Trump se dio tiempo para criticar en Twitter la cobertura de CNN sobre su viaje, que apenas había comenzado.

La visita precisamente ocurre en un momento incómodo para la política británica.

Seguridad provoca cancelación

Trump no recibió la tradicional bienvenida real a través del desfile de guardias a caballo, ni participó en una procesión de carruajes de oro, debido a problemas de seguridad.

Tampoco se quedará a pasar la noche en el Palacio de Buckingham, debido a que se encuentra en obras de remodelación. Estará en Winfield House, la residencia del embajador de Estados Unidos.

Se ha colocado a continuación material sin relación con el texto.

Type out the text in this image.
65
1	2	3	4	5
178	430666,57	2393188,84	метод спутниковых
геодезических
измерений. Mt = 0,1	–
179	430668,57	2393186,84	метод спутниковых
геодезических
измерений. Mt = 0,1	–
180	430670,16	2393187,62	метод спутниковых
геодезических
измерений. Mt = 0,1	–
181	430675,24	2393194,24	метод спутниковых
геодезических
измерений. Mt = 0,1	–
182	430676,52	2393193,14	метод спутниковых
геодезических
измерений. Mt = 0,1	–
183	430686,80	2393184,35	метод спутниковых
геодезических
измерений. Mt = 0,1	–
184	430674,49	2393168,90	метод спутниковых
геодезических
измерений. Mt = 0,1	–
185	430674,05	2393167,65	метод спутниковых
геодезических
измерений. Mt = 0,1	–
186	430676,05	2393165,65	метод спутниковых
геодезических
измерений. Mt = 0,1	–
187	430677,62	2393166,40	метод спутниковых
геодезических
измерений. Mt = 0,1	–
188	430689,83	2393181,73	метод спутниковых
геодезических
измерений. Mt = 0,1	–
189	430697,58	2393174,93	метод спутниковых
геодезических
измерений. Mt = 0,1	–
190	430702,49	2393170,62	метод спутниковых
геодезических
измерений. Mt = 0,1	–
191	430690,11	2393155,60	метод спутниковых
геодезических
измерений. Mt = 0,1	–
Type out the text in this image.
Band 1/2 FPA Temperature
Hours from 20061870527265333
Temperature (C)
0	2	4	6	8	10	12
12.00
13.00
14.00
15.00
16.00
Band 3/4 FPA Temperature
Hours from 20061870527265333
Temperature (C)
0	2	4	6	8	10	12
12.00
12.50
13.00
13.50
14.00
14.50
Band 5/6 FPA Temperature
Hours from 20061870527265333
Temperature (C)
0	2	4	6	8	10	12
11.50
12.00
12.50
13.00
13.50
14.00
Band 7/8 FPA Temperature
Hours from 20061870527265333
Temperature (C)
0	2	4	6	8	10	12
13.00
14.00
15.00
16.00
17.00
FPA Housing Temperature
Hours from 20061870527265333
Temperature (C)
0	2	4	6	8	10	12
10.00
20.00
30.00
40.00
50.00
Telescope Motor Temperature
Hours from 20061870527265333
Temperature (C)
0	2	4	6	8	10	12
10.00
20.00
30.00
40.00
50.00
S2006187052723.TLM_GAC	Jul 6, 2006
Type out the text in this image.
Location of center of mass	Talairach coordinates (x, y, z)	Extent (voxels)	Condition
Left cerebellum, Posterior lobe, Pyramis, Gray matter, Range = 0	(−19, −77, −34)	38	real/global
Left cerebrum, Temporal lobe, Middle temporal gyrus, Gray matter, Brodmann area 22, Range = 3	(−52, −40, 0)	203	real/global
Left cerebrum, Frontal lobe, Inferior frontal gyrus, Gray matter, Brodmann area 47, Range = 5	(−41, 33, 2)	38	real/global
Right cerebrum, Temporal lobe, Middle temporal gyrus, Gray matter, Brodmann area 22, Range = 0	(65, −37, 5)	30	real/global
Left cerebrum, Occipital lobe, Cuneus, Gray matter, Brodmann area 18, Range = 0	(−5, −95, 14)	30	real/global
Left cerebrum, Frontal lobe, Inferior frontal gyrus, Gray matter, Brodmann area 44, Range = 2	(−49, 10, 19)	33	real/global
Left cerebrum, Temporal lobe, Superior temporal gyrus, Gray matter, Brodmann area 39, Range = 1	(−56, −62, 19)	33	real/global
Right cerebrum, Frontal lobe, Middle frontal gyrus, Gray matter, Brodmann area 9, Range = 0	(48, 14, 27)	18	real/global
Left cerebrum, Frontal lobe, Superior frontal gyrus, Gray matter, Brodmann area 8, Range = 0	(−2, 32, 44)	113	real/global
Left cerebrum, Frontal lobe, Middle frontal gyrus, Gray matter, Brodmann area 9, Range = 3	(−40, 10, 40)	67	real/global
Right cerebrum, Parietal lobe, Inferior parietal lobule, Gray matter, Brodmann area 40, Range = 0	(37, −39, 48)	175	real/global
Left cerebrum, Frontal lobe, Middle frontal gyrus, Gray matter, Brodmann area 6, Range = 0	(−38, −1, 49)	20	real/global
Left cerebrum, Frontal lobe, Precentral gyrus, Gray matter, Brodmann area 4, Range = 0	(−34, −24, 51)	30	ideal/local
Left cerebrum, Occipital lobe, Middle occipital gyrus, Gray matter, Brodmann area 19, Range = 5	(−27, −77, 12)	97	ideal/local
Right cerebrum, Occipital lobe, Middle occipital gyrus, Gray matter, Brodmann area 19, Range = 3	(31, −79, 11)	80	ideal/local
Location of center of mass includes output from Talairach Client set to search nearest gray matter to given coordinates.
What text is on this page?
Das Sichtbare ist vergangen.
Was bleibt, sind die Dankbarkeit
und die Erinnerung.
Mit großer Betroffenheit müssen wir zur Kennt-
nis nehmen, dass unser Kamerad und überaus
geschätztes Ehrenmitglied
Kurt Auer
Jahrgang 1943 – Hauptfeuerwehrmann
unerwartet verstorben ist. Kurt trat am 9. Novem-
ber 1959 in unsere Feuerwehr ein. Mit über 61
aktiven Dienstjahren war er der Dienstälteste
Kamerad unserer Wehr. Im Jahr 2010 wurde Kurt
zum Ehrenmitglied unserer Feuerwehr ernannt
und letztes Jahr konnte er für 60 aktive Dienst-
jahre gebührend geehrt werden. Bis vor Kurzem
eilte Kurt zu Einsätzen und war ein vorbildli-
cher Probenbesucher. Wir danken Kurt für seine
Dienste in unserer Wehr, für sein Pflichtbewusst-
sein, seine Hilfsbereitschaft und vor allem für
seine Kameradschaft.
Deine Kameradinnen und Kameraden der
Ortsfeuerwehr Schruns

Después del almuerzo, la reina Isabel acompañó al presidente y a la primera dama a la galería de fotos del palacio, para ver algunas piezas de interés histórico para Estados Unidos.

Woody Johnson, quien además de ser embajador de Estados Unidos en Reino Unido es dueño del equipo de futbol americano New York Jets, calificó la visita de Estado como muy significativa.

“Él sabe que la seguridad y la prosperidad de Estados Unidos están directamente relacionadas con la seguridad y la prosperidad del Reino Unido”, comentó el diplomático.